Research course

Culture and Evolution

Institution
Brunel University London · Health and Life Sciences
Qualifications
PhD

Entry requirements

The general University entrance requirement for registration for a research degree is normally a First or Upper Second Class Honours degree and additionally, for a PhD, a Master’s degree or equivalent. All international students must show evidence that they meet the English requirement for their course of study: IELTS 7.0 (with no less than 6.0 in any section). This applies even if English is the native language of your home country. An appropriate level of English language competence is also expected as listed below. Applicants may also be required to attend compulsory in-sessional English language support. The Senate reserves the right to assess the eligibility of applicants on an individual basis. Potential research students are encouraged to contact members of staff in the area of interest to receive guidance on how to focus the research proposal. Entry criteria are subject to review and change each academic year.

Months of entry

January, December, November, October, August, July, June, May, April, March, February

Course content

Research students are welcomed to Brunel as valued members of our thriving, research-intensive community. A research degree provides the opportunity to investigate a topic in depth, and contribute new knowledge to your discipline. A PhD involves demonstrating through original research or other advanced scholarship the creation and interpretation of new knowledge, a systematic acquisition and understanding of a substantial body of knowledge at the forefront of an academic discipline or professional practice, the ability to conceptualise, design and implement a project for the general of new knowledge, applications or understanding at the forefront of the discipline.

Both full-time (3 years) and part-time (6 years) study routes are available.

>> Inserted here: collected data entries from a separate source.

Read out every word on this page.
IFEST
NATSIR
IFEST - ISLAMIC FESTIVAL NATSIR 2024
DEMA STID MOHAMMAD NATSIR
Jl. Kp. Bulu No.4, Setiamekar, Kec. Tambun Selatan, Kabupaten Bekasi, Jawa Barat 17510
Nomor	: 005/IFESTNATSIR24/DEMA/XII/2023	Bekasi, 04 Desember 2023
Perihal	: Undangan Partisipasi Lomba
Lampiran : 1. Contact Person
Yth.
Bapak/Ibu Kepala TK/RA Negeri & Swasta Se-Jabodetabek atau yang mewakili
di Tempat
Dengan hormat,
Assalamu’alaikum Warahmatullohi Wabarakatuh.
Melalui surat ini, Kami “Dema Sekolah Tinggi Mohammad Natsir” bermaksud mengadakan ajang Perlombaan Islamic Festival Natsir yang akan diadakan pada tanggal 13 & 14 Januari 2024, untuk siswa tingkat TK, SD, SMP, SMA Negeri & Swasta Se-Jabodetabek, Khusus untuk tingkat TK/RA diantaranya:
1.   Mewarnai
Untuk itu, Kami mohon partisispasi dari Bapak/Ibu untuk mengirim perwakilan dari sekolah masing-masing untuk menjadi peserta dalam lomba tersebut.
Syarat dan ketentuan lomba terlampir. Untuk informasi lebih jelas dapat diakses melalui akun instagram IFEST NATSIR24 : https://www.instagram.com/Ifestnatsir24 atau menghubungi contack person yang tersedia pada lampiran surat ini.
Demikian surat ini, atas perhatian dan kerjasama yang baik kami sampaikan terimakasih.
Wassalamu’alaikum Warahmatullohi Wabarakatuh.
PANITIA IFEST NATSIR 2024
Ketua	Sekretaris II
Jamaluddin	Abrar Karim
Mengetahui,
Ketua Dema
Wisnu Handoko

Find out more about Research Degrees at Brunel.

Research profile
Research in the area of Culture and Evolution focuses on cultural variation in, and evolutionary origins of, psychology and behaviour – integration of proximate and ultimate perspectives, across levels of analysis from individual biology and personality, through group and social processes to the broader culture. Our research brings together outstanding evolutionary, cross-cultural and other psychologists and will include evolutionary approaches to human psychology such as human behavioural ecology categorised in these three strands:
  • Relationships – E.g. interpersonal attraction and mate choice, relationship maintenance and satisfaction, jealousy etc. Also intergroup relations (between cultures and ethnic groups).
  • Morality – E.g. what is considered right and wrong, political beliefs, views on resource distribution etc.
  • Conflict & Cooperation – E.g. interpersonal and intergroup, sexual conflict and intrasexual competition, sources of conflict such as inequality etc.
Some more specific examples of topics emphasised by CCE researchers—all relevant to at least one of the above themes—are listed below, followed by the names of CCE members conducting research in each topic.
  • Attitudes towards, and behavioral consequences of, inequality (Clark, Pound, Price, Scott)
  • Close personal relationships (Gaines, Marshall)
  • Community and wellbeing (Launay, Price)
  • Competitiveness and risk-taking among males (Pound)
  • Cooperation within groups, including between leaders and followers (Price, Scott)
  • Cultural variation in prosocial behaviours (Imada)
  • Emotions in social relationships, such as jealousy (Imada, Marshall, Schuetzwohl)
  • Impact of social media on relationships (Marshall)
  • Music, singing, and social bonding (Launay)
  • Physical and physiological (e.g. gait, muscularity, hormonal) predictors of social and moral attitudes (Clark, Pound, Price)
  • Physical attractiveness, mate preferences and mating strategies (Clark, Pound, Price, Scott)
  • Relationship of facial morphology to political and moral attitudes (Pound, Scott)
  • Relevance of ethnicity in personal relationships (Gaines)
Find out more

Information for international students

English Language Requirements: IELTS: 7 (min 6 in all areas); Pearson: 64 (51 in all subscores); BrunELT: 70% (min 60% in all areas).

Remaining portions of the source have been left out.